CFP Forecast Puts Aggies Among Elites
The latest ESPN projection after Week 10 slots the undefeated Texas A&M Aggies at No. 4 in the College Football Playoff field, trailing Ohio State, Indiana and Alabama. The Aggies have opened 8-0 for the first time since 1992, highlighted by a thrilling 41-40 upset at Notre Dame. Injuries, such as the loss of star running back Le’Veon Moss, have tested the team, but their perfect record and strong road wins (though against an ailing LSU and a rebuilding Arkansas) keep them in the mix. Alabama’s résumé, bolstered by three ranked road victories, nudges it ahead—setting up a likely SEC Championship showdown if both programs finish undefeated.
In a move that surely gratifies absolutely no one except the 37 people who run ESPN’s projection machine, the Aggies find themselves tantalizingly short of top-three glory. It’s the modern miracle of college football rankings—where beating the same two schools every year counts for less than moonwalking your quarterback across a frozen tundra. Fear not, A&M faithful: next year, schedule a game in zero-gravity and you’ll rocket to No. 1. Until then, brace for the existential dread of being undefeated and still the fourth fiddle.
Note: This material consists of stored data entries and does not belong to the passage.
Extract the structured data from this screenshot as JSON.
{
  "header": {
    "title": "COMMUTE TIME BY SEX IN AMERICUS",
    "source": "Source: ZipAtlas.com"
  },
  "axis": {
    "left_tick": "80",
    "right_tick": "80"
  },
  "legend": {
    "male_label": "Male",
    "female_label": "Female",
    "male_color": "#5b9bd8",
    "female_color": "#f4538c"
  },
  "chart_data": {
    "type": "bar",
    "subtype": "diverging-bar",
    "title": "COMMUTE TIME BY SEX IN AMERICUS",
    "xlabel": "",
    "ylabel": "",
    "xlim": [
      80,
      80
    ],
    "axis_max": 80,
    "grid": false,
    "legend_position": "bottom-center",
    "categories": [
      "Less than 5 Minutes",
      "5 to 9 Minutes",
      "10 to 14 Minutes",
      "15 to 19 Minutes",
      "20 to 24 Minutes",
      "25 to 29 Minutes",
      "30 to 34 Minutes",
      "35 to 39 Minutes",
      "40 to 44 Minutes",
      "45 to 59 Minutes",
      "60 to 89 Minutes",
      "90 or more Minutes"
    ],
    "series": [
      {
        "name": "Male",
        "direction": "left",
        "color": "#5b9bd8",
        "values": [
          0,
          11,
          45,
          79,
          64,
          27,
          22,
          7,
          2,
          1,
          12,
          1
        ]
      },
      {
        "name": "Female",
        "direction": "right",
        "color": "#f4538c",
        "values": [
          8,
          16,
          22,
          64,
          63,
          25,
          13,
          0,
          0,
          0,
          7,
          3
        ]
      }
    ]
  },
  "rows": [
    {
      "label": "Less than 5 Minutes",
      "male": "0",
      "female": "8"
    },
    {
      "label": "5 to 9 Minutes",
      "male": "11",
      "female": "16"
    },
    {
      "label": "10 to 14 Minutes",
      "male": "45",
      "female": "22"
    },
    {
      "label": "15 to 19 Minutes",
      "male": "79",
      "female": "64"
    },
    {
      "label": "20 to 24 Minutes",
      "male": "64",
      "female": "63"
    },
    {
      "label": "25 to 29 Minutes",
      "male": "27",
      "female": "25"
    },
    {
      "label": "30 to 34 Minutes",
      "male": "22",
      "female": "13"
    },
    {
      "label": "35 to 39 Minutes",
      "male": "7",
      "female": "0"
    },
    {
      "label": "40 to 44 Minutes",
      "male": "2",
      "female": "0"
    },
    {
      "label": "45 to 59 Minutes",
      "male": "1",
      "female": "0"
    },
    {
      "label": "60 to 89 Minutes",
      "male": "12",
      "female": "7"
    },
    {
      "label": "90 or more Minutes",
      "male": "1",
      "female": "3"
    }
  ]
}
Bye Week Bliss: Aggies Hold Steady at No. 3
After a well-timed bye, Texas A&M remained at No. 3 in both the AP and Coaches Polls, sandwiched between Ohio State and Indiana. Despite six upsets among ranked teams elsewhere, the Aggies saw no movement, holding one and three first-place votes in each poll respectively. With road tests at Missouri and rival Texas looming, they sit 68 points behind Indiana and 46 behind the Hoosiers in coaches’ voting, yet comfortably ahead of Alabama and the rest of the SEC. A perfect finish could vault them into the top two and secure a CFP berth.
Pollsters everywhere heave a collective sigh of relief: those frantic hours counting imaginary votes paid off, and the Aggies remain exactly where they were before everyone blinked. It’s the sporting equivalent of rearranging deck chairs on the Titanic, except the iceberg is the final month of the season and the deck chairs are microscopic point differentials. But hey, at least the team had a nap. If only AP voters could draft off the nap, we might see some real movement.